Pazartesi günleri daha da bir yorgun oluyorum, bu yüzden akşamları çok sevdiğim Zumba'dan feda edip, el işlerine yöneliyorum. (Zumbaya gitsem daha iyi, bi saat git gel, el işi olunca gece 1'lere kadar uğraştım) :))
Boyaları koyduğum yerden çıkartmak zor gelince, bu sefer siparişini verdiğim kumaşların başına geçtim. Bizim aileyi minik bir mucize daha şereflendirecek Allah'ın izniyle, bir kez daha teyzişko oluyorum ben :) yaramaz cimcimeye hazırlık yapıyorum harıl harıl.
Yıllardır dikişle uğraşmamıştım. Okulda en sevdmediğim ders el işi dersiydi. Dikiş nakış, örgü sıkardı beni, en sona ben kalırdım hep. O kadar nefret etmeme rağmen, dersleri iyi dinlemişim, baya birşeyler kalmış aklımda.
Önce ölç, biç, kes... hmnm sonra ne geliyordu...? iğnele, çiz, teğelle, dik??
İlk olarak birlikte kullanacağım kumaşları yıkadım, birbirini boyarlar mı diye bakmak için. Sonuç gayet iyiydi. Sonra bir güzel ütüledim (ki bu dikmeden önce işimi kolaylaştırdı, zaten ütü masasında iğneledim, teğelledim kumaşı)
Bebek için kullanılacağından her beğendiğim kumaşı seçemedim, % de 100 pamuklu ve 60 derecede yıkanılabilir olmasına dikkat ettim.
Bebek için kullanılacağından her beğendiğim kumaşı seçemedim, % de 100 pamuklu ve 60 derecede yıkanılabilir olmasına dikkat ettim.

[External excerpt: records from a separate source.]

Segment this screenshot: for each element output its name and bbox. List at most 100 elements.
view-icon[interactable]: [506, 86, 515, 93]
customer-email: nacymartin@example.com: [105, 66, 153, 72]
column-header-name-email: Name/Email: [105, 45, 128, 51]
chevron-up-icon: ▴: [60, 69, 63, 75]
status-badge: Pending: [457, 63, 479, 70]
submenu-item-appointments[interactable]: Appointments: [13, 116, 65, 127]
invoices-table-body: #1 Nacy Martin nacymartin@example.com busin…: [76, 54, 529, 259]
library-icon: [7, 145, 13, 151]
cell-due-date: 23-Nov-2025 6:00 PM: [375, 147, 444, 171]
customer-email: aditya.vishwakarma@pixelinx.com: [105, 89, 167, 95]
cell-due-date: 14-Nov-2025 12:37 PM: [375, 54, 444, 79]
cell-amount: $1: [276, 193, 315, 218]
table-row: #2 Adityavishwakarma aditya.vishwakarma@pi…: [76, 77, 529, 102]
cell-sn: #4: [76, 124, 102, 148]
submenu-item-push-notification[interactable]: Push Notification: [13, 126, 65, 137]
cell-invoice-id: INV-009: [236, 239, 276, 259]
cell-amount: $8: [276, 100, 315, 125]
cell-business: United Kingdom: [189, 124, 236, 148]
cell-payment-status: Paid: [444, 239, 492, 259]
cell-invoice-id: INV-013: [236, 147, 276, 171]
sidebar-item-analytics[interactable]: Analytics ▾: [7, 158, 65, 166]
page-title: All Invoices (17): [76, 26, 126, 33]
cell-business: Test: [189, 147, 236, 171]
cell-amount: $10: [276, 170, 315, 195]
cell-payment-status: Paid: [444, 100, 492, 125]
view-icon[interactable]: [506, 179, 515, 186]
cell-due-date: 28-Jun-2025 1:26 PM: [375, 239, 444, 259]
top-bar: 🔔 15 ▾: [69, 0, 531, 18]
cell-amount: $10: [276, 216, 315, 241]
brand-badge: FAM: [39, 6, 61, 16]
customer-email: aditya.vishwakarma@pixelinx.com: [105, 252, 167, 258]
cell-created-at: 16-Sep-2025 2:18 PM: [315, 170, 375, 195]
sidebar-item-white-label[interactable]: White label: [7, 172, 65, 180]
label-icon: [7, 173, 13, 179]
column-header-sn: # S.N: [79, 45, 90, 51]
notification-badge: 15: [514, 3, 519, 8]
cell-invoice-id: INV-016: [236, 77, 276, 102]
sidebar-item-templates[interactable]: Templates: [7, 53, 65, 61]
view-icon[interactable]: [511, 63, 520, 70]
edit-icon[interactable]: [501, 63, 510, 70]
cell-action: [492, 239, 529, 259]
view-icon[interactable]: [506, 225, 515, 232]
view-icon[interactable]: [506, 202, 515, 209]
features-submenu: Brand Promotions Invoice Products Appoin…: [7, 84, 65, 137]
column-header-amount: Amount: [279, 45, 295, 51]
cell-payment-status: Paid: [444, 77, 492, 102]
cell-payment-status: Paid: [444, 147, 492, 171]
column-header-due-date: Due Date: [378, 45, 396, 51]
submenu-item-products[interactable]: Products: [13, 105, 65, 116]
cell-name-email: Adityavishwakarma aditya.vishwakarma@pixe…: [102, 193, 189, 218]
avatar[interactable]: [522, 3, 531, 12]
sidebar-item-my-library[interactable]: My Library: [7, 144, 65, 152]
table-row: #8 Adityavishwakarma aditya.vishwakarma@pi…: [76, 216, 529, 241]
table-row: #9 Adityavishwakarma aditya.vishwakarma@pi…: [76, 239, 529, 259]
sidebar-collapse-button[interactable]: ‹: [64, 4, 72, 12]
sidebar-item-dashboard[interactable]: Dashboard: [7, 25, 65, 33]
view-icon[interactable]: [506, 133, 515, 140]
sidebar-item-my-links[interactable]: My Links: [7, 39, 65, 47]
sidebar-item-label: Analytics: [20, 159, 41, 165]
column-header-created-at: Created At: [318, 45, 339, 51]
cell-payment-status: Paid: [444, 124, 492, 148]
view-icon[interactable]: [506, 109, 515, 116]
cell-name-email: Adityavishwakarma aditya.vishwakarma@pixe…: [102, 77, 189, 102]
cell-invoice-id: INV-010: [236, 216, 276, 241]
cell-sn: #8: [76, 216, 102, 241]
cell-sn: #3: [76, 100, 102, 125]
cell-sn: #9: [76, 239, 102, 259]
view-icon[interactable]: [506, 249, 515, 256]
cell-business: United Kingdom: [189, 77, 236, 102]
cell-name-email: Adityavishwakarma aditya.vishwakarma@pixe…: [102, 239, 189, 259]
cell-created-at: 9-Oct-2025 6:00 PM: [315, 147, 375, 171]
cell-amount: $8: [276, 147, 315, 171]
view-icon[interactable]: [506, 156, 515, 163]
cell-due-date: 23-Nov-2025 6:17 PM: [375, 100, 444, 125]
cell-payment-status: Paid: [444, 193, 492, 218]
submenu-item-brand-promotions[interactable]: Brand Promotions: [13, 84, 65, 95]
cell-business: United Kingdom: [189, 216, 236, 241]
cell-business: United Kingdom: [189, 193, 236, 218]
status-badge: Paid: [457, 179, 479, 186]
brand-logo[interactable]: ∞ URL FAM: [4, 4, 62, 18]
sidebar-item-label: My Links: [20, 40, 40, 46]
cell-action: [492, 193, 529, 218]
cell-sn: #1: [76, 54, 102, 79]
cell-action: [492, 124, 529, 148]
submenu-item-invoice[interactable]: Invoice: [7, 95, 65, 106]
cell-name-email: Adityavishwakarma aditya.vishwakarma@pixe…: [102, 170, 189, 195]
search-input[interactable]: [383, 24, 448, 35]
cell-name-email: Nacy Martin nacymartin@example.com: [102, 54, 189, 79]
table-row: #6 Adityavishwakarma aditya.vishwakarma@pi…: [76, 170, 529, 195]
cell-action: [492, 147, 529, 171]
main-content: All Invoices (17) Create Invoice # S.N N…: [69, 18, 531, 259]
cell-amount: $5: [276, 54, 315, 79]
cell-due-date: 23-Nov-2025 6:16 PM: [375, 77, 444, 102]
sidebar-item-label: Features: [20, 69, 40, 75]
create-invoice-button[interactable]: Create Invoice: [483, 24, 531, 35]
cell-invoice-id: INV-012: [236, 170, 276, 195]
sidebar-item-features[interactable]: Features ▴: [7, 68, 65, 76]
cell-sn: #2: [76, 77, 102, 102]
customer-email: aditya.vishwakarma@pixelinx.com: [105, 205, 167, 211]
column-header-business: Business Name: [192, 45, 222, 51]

Valla aklımda böyle bunlar kalmış, uğraştım kendi çapımda. Kolay olmadı, kumaşı 3 kere teğelledim söktüm, ilkinde kumaşın birini ters birini düz koymuşum - yamuk kesmişim. Gece gece dikiş makinesiyle apartmanı salladım :))
Sonuç için biraz bekleticem. Benim meraklı kardeşim ağzımdan laf alamayınca buralara bakar şimdi, sürprizi kaçar :) gerçi kaçacağı kadar kaçtı sanki... Neyse.